Jak samochody elektryczne przegrały ze spalinowymi
To, co w snobistycznej Europie długo stanowiło zaletę elektromobili, w Ameryce było ich wadą.
Ztego, co opisałem tydzień temu, widać było, że palma pierwszeństwa w rozwoju samochodów elektrycznych przeniosła się z Francji do USA. Amerykanie budowali coraz lepsze samochody, co napędzała silna wewnętrzna konkurencja. Walter C. Baker był pierwszy, ale pełen inwencji wynalazca Andres L. Riker (pomysłodawca standaryzacji akumulatorów) otworzył firmę The Riker Electric Vehicle Company i w niektórych latach uzyskiwał lepszą sprzedaż od Bakera.
Amerykanie próbowali też ograniczyć największą wadę samochodów elektrycznych, jaką był bardzo ciężki i mało pojemny ołowiowy akumulator. Gdy w 1904 roku Thomas Alva Edison przedstawił swój kolejny wynalazek (a miał ich wtedy na koncie kilkaset), akumulator niklowo-żelazowy, lżejszy i bardziej pojemny niż akumulatory wcześniej stosowane, wydawało się, że samochody elektryczne wyprą całkowicie z rynku wciąż jeszcze budowane samochody parowe i zaczynające się rozwijać samochody spalinowe. Stało się jednak inaczej.
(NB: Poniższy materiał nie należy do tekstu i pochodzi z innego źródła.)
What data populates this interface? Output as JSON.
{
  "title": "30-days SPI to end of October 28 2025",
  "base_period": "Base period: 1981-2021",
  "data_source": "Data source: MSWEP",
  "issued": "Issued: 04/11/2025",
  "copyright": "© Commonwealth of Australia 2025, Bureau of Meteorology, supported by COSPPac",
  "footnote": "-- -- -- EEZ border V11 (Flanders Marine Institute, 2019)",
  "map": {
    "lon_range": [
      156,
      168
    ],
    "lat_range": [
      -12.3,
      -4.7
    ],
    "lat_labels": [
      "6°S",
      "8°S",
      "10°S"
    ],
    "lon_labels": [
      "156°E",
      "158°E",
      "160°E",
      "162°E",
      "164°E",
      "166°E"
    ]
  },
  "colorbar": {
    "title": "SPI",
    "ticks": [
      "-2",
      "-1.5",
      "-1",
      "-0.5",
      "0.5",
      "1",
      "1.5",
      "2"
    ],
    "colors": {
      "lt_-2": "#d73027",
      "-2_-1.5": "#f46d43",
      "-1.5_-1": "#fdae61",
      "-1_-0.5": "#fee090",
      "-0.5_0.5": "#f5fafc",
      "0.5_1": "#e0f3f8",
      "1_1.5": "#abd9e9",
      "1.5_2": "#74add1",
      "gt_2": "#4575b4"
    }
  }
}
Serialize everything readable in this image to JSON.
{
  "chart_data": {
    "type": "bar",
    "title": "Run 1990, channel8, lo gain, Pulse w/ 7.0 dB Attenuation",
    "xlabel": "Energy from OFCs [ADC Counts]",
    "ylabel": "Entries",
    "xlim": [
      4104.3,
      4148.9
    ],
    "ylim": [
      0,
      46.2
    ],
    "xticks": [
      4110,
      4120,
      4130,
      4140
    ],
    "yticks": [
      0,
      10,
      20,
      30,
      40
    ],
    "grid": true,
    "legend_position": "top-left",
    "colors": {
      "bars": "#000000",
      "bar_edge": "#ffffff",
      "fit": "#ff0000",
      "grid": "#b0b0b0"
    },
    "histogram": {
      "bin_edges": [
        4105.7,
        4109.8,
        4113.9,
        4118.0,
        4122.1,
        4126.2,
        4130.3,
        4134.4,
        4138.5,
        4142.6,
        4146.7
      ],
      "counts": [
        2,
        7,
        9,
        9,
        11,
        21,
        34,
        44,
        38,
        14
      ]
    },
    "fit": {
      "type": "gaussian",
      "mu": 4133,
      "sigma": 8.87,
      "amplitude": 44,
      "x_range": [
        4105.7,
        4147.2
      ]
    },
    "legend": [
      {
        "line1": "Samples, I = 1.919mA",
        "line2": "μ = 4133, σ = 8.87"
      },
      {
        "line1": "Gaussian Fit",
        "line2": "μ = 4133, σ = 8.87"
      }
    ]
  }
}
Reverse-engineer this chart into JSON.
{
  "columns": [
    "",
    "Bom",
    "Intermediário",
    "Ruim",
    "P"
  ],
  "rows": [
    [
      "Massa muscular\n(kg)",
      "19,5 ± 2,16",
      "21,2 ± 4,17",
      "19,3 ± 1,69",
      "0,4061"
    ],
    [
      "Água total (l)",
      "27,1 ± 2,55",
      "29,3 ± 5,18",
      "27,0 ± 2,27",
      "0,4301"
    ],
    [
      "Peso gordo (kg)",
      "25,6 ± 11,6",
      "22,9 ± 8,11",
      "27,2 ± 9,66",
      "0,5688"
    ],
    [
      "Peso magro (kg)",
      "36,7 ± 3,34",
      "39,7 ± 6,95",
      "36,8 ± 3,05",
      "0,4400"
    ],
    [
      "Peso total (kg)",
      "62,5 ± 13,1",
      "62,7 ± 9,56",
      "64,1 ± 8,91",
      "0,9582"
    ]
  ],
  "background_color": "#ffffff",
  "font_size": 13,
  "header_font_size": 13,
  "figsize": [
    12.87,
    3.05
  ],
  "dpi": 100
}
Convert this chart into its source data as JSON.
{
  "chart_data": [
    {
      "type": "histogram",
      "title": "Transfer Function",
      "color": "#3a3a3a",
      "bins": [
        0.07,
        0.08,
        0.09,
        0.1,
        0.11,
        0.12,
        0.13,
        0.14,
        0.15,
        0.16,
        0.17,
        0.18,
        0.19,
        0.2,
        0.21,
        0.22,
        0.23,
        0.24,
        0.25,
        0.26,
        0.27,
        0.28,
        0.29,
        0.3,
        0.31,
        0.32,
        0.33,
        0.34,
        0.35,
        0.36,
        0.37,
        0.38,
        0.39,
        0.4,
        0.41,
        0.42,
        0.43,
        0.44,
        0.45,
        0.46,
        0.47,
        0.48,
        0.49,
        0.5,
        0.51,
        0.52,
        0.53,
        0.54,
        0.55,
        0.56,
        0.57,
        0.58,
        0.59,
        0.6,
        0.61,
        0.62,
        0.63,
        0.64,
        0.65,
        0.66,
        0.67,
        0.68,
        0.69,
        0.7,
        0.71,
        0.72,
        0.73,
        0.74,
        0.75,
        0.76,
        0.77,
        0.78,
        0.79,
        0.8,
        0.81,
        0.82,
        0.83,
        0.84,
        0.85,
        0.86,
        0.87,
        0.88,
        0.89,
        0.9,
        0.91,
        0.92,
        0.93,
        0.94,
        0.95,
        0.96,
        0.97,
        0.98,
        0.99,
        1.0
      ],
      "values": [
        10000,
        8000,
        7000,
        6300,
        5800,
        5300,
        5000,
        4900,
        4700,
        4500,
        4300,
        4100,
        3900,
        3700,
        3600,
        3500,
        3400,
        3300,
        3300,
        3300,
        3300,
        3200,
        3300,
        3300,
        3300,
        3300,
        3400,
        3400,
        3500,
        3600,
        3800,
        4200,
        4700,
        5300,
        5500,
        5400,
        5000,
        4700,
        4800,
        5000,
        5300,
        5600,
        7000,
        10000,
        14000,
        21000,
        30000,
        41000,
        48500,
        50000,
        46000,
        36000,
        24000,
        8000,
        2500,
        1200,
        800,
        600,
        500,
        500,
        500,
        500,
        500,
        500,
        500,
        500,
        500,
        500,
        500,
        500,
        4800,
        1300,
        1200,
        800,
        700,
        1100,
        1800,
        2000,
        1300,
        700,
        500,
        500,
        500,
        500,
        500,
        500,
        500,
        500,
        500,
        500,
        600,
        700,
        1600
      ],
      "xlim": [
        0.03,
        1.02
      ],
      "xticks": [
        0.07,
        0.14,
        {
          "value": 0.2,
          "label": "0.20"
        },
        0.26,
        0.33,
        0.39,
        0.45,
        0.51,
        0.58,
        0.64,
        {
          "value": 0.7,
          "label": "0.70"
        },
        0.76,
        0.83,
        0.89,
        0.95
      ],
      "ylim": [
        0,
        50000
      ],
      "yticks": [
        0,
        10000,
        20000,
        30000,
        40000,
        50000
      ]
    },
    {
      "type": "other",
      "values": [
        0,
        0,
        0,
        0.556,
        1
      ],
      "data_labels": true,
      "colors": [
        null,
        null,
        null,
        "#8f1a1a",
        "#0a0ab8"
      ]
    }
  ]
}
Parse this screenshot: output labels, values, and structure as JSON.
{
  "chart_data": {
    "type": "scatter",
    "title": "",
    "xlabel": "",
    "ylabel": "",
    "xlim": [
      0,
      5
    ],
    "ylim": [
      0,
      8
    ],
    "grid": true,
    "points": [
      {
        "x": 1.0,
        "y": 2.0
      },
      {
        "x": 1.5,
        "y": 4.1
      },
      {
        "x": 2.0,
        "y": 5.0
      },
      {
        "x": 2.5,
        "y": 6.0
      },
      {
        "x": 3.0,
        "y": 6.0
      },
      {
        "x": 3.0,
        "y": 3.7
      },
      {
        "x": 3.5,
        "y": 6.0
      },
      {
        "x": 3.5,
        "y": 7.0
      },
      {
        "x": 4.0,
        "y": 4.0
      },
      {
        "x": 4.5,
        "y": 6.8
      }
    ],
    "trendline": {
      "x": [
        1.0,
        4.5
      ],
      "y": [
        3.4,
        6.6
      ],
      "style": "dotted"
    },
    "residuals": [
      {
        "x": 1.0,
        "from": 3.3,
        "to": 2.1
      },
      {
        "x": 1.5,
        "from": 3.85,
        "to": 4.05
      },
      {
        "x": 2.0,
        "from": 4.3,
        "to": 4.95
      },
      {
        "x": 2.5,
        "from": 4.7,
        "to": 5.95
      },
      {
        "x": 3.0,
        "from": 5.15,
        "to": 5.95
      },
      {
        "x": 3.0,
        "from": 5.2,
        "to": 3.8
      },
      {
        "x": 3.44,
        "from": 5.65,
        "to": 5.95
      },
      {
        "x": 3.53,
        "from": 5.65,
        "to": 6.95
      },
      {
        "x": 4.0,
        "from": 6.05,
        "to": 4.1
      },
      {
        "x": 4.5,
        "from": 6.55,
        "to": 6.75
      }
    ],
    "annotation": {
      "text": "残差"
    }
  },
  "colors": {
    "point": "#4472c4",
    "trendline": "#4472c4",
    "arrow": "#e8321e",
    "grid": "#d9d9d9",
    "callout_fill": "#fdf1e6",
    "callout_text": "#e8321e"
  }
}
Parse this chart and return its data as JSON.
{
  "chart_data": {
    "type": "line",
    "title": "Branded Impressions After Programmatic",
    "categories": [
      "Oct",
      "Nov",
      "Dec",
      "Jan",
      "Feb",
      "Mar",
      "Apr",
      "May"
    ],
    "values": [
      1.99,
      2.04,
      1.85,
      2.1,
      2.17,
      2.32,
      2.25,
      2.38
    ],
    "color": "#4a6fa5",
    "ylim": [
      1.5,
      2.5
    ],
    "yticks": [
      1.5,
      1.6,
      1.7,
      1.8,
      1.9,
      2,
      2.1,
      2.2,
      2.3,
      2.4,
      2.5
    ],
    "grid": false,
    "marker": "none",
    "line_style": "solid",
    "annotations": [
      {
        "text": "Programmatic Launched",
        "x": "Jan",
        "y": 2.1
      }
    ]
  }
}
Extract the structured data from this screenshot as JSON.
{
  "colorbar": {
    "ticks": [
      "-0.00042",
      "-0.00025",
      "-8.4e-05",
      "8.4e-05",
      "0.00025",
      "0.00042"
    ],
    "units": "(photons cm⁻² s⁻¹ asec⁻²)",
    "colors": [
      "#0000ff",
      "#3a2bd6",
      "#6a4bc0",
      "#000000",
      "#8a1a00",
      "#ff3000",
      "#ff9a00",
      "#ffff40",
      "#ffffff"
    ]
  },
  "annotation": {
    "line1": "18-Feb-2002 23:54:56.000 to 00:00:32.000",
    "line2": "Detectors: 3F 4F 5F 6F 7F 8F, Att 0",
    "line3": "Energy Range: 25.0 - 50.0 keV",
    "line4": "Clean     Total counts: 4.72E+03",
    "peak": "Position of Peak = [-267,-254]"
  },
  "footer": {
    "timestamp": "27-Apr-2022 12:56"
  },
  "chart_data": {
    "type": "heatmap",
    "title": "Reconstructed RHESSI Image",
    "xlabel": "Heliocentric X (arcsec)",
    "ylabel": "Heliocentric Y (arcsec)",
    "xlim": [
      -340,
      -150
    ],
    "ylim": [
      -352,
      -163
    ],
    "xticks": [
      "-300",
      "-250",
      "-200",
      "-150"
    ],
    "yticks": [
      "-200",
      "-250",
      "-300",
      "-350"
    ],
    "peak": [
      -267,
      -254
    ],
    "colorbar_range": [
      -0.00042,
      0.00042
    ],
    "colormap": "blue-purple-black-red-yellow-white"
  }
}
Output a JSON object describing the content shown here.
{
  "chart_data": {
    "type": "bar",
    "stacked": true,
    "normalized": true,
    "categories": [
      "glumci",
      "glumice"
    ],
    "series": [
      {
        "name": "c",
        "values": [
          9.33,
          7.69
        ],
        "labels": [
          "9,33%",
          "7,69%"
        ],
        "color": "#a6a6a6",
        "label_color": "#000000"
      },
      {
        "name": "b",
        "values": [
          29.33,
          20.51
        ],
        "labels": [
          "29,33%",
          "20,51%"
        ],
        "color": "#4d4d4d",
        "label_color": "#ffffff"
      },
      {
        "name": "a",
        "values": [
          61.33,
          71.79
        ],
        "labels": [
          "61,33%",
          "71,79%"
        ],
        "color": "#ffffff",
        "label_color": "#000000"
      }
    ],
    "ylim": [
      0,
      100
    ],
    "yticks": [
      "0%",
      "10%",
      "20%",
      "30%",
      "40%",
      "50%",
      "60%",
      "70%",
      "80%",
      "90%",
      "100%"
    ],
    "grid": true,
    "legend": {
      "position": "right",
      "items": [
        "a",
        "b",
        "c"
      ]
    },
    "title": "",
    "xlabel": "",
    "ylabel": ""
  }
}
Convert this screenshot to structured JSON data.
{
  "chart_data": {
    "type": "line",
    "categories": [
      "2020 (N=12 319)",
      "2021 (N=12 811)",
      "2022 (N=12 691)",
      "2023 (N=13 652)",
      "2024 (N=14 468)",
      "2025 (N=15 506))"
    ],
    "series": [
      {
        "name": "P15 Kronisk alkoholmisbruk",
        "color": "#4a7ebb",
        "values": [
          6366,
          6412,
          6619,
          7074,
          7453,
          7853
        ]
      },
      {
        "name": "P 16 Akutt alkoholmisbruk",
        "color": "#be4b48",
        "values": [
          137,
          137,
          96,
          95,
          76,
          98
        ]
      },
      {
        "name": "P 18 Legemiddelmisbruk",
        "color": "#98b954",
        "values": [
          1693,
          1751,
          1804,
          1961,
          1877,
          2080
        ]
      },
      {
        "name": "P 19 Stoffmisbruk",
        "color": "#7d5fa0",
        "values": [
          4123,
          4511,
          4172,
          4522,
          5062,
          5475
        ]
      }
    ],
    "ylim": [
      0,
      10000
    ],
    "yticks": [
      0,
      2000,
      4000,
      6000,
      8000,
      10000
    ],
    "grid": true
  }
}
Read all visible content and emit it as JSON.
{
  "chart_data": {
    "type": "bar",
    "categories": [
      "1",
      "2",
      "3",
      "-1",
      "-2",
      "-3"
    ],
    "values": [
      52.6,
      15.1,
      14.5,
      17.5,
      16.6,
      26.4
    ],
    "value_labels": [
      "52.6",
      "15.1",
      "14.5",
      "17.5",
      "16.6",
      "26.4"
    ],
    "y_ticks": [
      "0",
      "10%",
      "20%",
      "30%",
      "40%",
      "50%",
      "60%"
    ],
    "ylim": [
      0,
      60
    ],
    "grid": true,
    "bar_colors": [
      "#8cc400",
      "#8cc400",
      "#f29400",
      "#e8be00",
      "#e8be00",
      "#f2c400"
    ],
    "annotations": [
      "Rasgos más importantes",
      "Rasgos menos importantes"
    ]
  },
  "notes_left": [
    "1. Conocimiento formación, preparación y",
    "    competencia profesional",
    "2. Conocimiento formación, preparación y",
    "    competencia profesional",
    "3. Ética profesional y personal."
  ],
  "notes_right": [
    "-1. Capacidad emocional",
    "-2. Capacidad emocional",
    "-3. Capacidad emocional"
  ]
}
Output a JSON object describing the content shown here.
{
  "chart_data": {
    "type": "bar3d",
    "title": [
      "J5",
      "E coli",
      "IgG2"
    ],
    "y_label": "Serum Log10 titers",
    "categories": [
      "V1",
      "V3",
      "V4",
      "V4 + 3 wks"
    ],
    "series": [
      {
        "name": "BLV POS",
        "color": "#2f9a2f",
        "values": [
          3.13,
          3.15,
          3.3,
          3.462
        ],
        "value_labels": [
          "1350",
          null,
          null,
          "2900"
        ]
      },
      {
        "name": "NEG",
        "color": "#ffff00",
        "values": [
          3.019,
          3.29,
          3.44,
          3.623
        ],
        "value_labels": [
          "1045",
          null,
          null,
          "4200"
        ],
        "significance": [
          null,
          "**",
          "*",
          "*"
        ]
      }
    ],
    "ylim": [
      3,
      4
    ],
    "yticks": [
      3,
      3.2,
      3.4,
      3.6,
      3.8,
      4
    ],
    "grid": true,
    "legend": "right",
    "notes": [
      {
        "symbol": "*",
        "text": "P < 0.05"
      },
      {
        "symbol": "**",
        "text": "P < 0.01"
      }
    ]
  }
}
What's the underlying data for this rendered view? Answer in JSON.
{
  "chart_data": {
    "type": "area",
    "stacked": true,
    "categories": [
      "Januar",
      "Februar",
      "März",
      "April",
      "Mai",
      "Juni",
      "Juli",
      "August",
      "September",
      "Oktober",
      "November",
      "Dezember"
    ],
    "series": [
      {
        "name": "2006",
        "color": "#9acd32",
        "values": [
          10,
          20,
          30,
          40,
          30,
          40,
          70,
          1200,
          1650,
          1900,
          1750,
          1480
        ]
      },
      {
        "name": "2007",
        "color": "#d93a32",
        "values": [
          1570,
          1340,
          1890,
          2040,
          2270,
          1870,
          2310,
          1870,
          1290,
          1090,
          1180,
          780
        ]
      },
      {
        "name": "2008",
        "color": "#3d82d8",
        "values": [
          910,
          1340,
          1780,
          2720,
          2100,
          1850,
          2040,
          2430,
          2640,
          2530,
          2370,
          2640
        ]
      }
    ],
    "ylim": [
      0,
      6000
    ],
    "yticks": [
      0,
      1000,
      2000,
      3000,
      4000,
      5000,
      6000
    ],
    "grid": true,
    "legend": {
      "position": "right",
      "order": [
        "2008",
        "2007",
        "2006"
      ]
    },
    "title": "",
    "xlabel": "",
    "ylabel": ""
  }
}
Na rynek weszli Niemcy, którzy od początku postawili głównie na samochody spalinowe.
W 1883 roku Gottlieb Daimler i Wilhelm Maybach opracowali jednocylindrowy, czterosuwo-wy silnik spalinowy, który Daimler opatentował w 1885 roku. W tym samym roku inny niemiecki wynalazca, Carl Benz, zbudował samochód trójkołowy z takim silnikiem - Benz Patent-Motorwagen Nummer 1, który opatentował w 1886 roku i zaczął go produkować w swoim zakładzie firmy Benz & Cie. Rheinische Gasmotorenfabrik w Mannheim w 1888 roku. Ważne było, że Benz od początku jako paliwo stosował benzynę, co powodowało lepszą pracę silnika i mniejszą emisję szkodliwych spalin niż w spalinowych samochodach francuskich, które używały łatwiej dostępnej nafty, a nawet bywały napędzane oliwą z oliwek albo olejem rzepakowym.
Daimler też nie próżnował i w 1886 roku skonstruował samochód czterokołowy, który zaczął produkować w swojej fabryce, którą nazwał Daimler-Motoren-Gesellschaft.
Francuzi, zapatrzeni w swoje samochody elektryczne, traktowali działania Niemców z pobłażliwą wyższością. Musieli jednak zmienić zdanie, gdy w 1899 roku ich czołowa firma, Kriegera, sprzedała zaledwie 60 elektro-samochodów, podczas gdy fabryka Carla Benza sprzedała ponad 600 spalinowych.
Amerykanie także zaczęli rezygnować z samochodów elektrycznych.
Po pierwsze, były drogie. To, co w snobistycznej Europie długo stanowiło zaletę elektromobili, w demokratycznej Ameryce było ich wadą.
Po drugie, były kłopotliwe w eksploatacji. Osławione akumulatory niklowe Edisona okazały się mało trwałe i trzeba je było wymieniać co pół roku.
Po trzecie, były ciężkie: typowy elektryczny samochód ważył co najmniej dwie tony. Tymczasem w USA na początku XX wieku było już ponad 2 miliony mil dróg, ale utwardzoną nawierzchnię miało tylko 160 mil. Jazda szybkim, ale ciężkim samochodem elektrycznym po takich drogach często kończyła się połamaniem podwozia.
W tym momencie na scenę wkroczył Henry Ford ze swoim spalinowym samochodem Ford T. Był on lekki (540 kg), tani (na początku 850 USD, ale potem cena spadła nawet do 360 USD), dobrze resorowany i w miarę szybki (65 km/h). Od premiery w 1908 roku samochód ten stale zwiększał swoją popularność, de facto od podstaw motoryzując Amerykę. Jak wiadomo, Ford wprowadził produkcję taśmo-wą, w związku z tym produkcja jednego samochodu w fabryce w Detroit trwała (w 1914 roku) 93 minuty. Wyprodukowano ich bardzo dużo - ponad 15 milionów.
A samochody elektryczne odchodziły. Wraz z nimi odszedł także opisywany w pierwszym odcinku tego cyklu artykułów Charles Jeantaud, budowniczy elektrycznych karet i twórca pierwszych sukcesów elektrycznych samochodów. Gdy stracił nadzieję na rozwój elektromobilności, 29 listopada 1906 roku popełnił samobójstwo.